Materials (the guy, the place, any other variables):
- Turns out he works in IT like 40% of the guys I meet in these Experiments. He lives VERY far away from me, but says he comes to my City all the time. He lies. He knows nothing of this place. But it’s cute that he pretends. Oh, and he looks nothing like his profile pic, which was definitely appreciated.
- I’ve been craving some Benihana, but the only one in the City is far, far away from where I want to go (even though he offered to come pick me up. GET REAL!), so I googled “hibatchi grill” and learned two things: there is no T in “hibachi,” and there is one a few blocks from my house. WIN.
Procedures (omg what happened???): Totally not my type, and totally not a hibachi grill, but surprisingly fun anyway. What I mean when I say hibachi grill is this:
What I got was this:
No that is not the ACTUAL restaurant. I ran an image search for “hole in the wall” and this matched what I was looking for quite nicely.
But we got to talking and there is nothing this man felt uncomfortable sharing with me. I mean, he wasn’t sharing his STD test results with me or anything, but I learned all about his dying uncle and his cousin in Iraq, which was a bit uncanny because I have a dying uncle and a cousin in Iraq. I just don’t usually bring these things up on Experiments because they’re kinda downer conversations, amirite?

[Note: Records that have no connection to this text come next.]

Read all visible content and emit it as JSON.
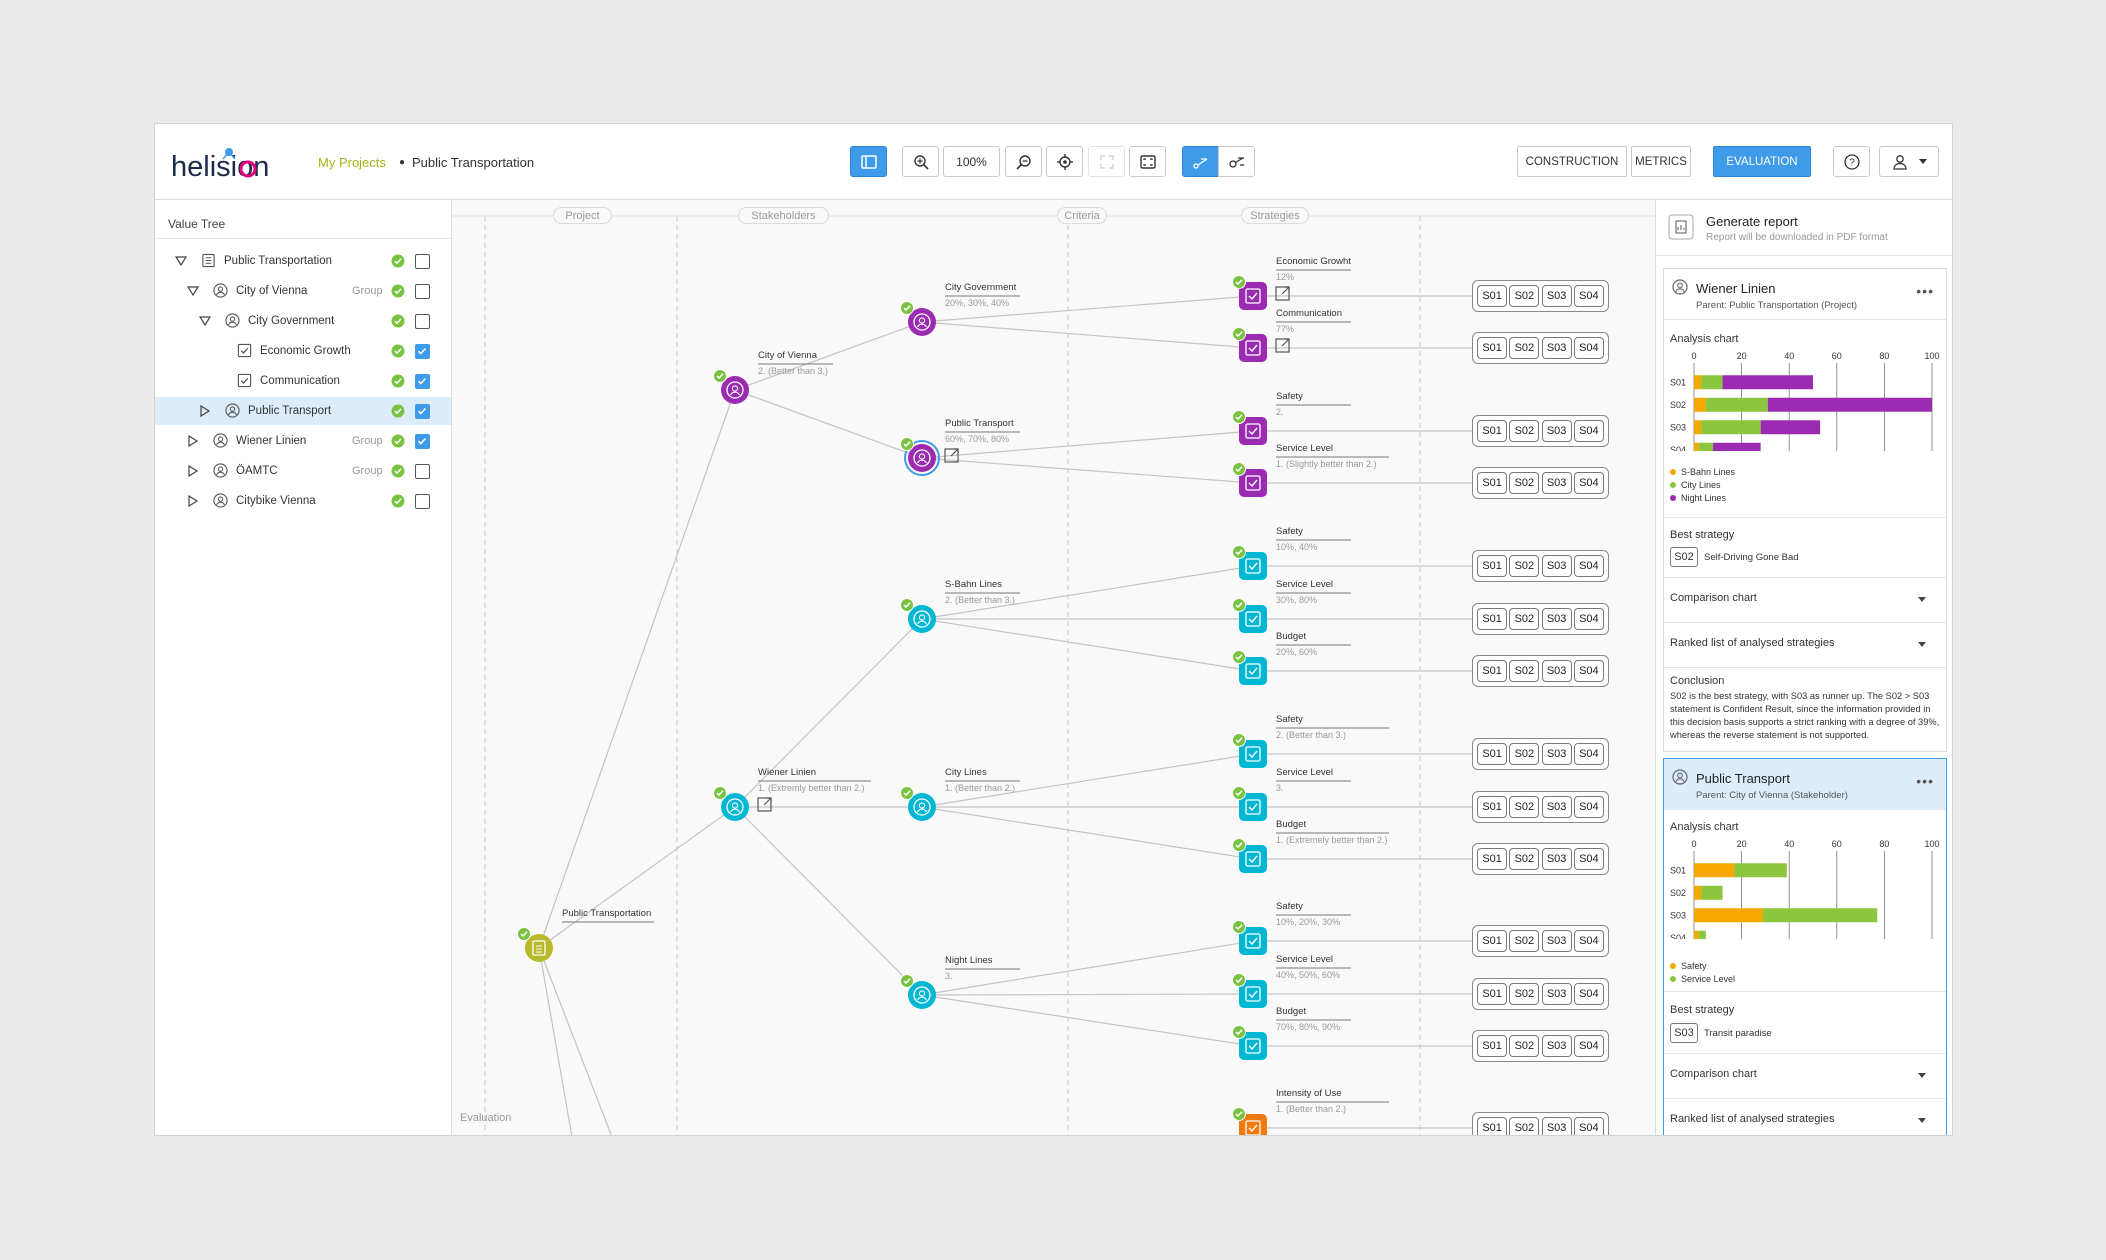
{
  "header": {
    "logo_text": "helision",
    "breadcrumb_root": "My Projects",
    "breadcrumb_current": "Public Transportation",
    "zoom_level": "100%",
    "modes": [
      "CONSTRUCTION",
      "METRICS",
      "EVALUATION"
    ],
    "active_mode": "EVALUATION",
    "icons": [
      "sidebar-toggle-icon",
      "zoom-in-icon",
      "zoom-out-icon",
      "locate-icon",
      "expand-icon",
      "fit-screen-icon",
      "tree-view-icon",
      "key-view-icon",
      "help-icon",
      "user-icon"
    ]
  },
  "value_tree": {
    "title": "Value Tree",
    "items": [
      {
        "label": "Public Transportation",
        "group": "",
        "checked": false,
        "expanded": true,
        "icon": "document-icon",
        "level": 0
      },
      {
        "label": "City of Vienna",
        "group": "Group",
        "checked": false,
        "expanded": true,
        "icon": "person-icon",
        "level": 1
      },
      {
        "label": "City Government",
        "group": "",
        "checked": false,
        "expanded": true,
        "icon": "person-icon",
        "level": 2
      },
      {
        "label": "Economic Growth",
        "group": "",
        "checked": true,
        "expanded": null,
        "icon": "checkbox-icon",
        "level": 3
      },
      {
        "label": "Communication",
        "group": "",
        "checked": true,
        "expanded": null,
        "icon": "checkbox-icon",
        "level": 3
      },
      {
        "label": "Public Transport",
        "group": "",
        "checked": true,
        "expanded": false,
        "icon": "person-icon",
        "level": 2,
        "selected": true
      },
      {
        "label": "Wiener Linien",
        "group": "Group",
        "checked": true,
        "expanded": false,
        "icon": "person-icon",
        "level": 1
      },
      {
        "label": "ÖAMTC",
        "group": "Group",
        "checked": false,
        "expanded": false,
        "icon": "person-icon",
        "level": 1
      },
      {
        "label": "Citybike Vienna",
        "group": "",
        "checked": false,
        "expanded": false,
        "icon": "person-icon",
        "level": 1
      }
    ]
  },
  "canvas": {
    "columns": [
      "Project",
      "Stakeholders",
      "Criteria",
      "Strategies"
    ],
    "footer_label": "Evaluation",
    "strategy_labels": [
      "S01",
      "S02",
      "S03",
      "S04"
    ],
    "colors": {
      "purple": "#9b2bb0",
      "teal": "#00b7d3",
      "olive": "#b5b92a",
      "orange": "#f07a0e",
      "check": "#7cc242"
    },
    "project": {
      "label": "Public Transportation"
    },
    "stakeholders": [
      {
        "label": "City of Vienna",
        "sub": "2. (Better than 3.)",
        "color": "purple"
      },
      {
        "label": "City Government",
        "sub": "20%, 30%, 40%",
        "color": "purple"
      },
      {
        "label": "Public Transport",
        "sub": "60%, 70%, 80%",
        "color": "purple"
      },
      {
        "label": "Wiener Linien",
        "sub": "1. (Extremly better than 2.)",
        "color": "teal"
      },
      {
        "label": "S-Bahn Lines",
        "sub": "2. (Better than 3.)",
        "color": "teal"
      },
      {
        "label": "City Lines",
        "sub": "1. (Better than 2.)",
        "color": "teal"
      },
      {
        "label": "Night Lines",
        "sub": "3.",
        "color": "teal"
      }
    ],
    "criteria": [
      {
        "label": "Economic Growht",
        "sub": "12%",
        "color": "purple"
      },
      {
        "label": "Communication",
        "sub": "77%",
        "color": "purple"
      },
      {
        "label": "Safety",
        "sub": "2.",
        "color": "purple"
      },
      {
        "label": "Service Level",
        "sub": "1. (Slightly better than 2.)",
        "color": "purple"
      },
      {
        "label": "Safety",
        "sub": "10%, 40%",
        "color": "teal"
      },
      {
        "label": "Service Level",
        "sub": "30%, 80%",
        "color": "teal"
      },
      {
        "label": "Budget",
        "sub": "20%, 60%",
        "color": "teal"
      },
      {
        "label": "Safety",
        "sub": "2. (Better than 3.)",
        "color": "teal"
      },
      {
        "label": "Service Level",
        "sub": "3.",
        "color": "teal"
      },
      {
        "label": "Budget",
        "sub": "1. (Extremely better than 2.)",
        "color": "teal"
      },
      {
        "label": "Safety",
        "sub": "10%, 20%, 30%",
        "color": "teal"
      },
      {
        "label": "Service Level",
        "sub": "40%, 50%, 60%",
        "color": "teal"
      },
      {
        "label": "Budget",
        "sub": "70%, 80%, 90%",
        "color": "teal"
      },
      {
        "label": "Intensity of Use",
        "sub": "1. (Better than 2.)",
        "color": "orange"
      }
    ]
  },
  "report": {
    "title": "Generate report",
    "subtitle": "Report will be downloaded in PDF format",
    "cards": [
      {
        "title": "Wiener Linien",
        "parent": "Parent: Public Transportation (Project)",
        "analysis_label": "Analysis chart",
        "best_label": "Best strategy",
        "best_code": "S02",
        "best_name": "Self-Driving Gone Bad",
        "comparison_label": "Comparison chart",
        "ranked_label": "Ranked list of analysed strategies",
        "conclusion_title": "Conclusion",
        "conclusion": "S02 is the best strategy, with S03 as runner up. The S02 > S03 statement is Confident Result, since the information provided in this decision basis supports a strict ranking with a degree of 39%, whereas the reverse statement is not supported."
      },
      {
        "title": "Public Transport",
        "parent": "Parent: City of Vienna (Stakeholder)",
        "analysis_label": "Analysis chart",
        "best_label": "Best strategy",
        "best_code": "S03",
        "best_name": "Transit paradise",
        "comparison_label": "Comparison chart",
        "ranked_label": "Ranked list of analysed strategies"
      }
    ]
  },
  "chart_data": [
    {
      "type": "bar",
      "stacked": true,
      "orientation": "horizontal",
      "categories": [
        "S01",
        "S02",
        "S03",
        "S04"
      ],
      "xlim": [
        0,
        100
      ],
      "xticks": [
        0,
        20,
        40,
        60,
        80,
        100
      ],
      "series": [
        {
          "name": "S-Bahn Lines",
          "color": "#f5a800",
          "values": [
            3,
            5,
            3,
            2
          ]
        },
        {
          "name": "City Lines",
          "color": "#8cc63f",
          "values": [
            9,
            26,
            25,
            6
          ]
        },
        {
          "name": "Night Lines",
          "color": "#9b2bb0",
          "values": [
            38,
            69,
            25,
            20
          ]
        }
      ]
    },
    {
      "type": "bar",
      "stacked": true,
      "orientation": "horizontal",
      "categories": [
        "S01",
        "S02",
        "S03",
        "S04"
      ],
      "xlim": [
        0,
        100
      ],
      "xticks": [
        0,
        20,
        40,
        60,
        80,
        100
      ],
      "series": [
        {
          "name": "Safety",
          "color": "#f5a800",
          "values": [
            17,
            3,
            29,
            2
          ]
        },
        {
          "name": "Service Level",
          "color": "#8cc63f",
          "values": [
            22,
            9,
            48,
            3
          ]
        }
      ]
    }
  ]
}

Bu he’s been to Costa Rica like almost everyone else I’ve met, which means I just have to go. I have to! And he’s really into wine tasting, but not as much as this guy. I don’t know, I’m starting to feel like I’m dating the same guys over and over, which probably has a lot to do with the fact that I’ve been selected by my interests and personality to be compatible with them. I think I need to radically alter my profile, not to change who I am but to emphasize different qualities so I can meet new guys, rather than carbon copies of the same men.
Results (the good, the bad, and the ugly): He’s funny, but I can’t remember anything specific that had me laughing. Reminds me of that line in Ocean’s Eleven when Brad Pitt is coaching Matt Damon and he tells him “You need to be funny, but not too funny. He needs to like you, then forget you.” That on top of the weird comment before the date, I wonder if he’s some weird dating double agent. Cute how I’m paranoid that someone’s out to do the exact same thing I’m doing, huh?
Conclusion (overall rating): The food was pretty sub-par, especially when I was expecting an onion volcano and shrimp tails flicked into to the chef’s hat and pocket. But the date was forgettably fun, even if the guy was marginally awkward and uncomfortably endearing. I give it a 5.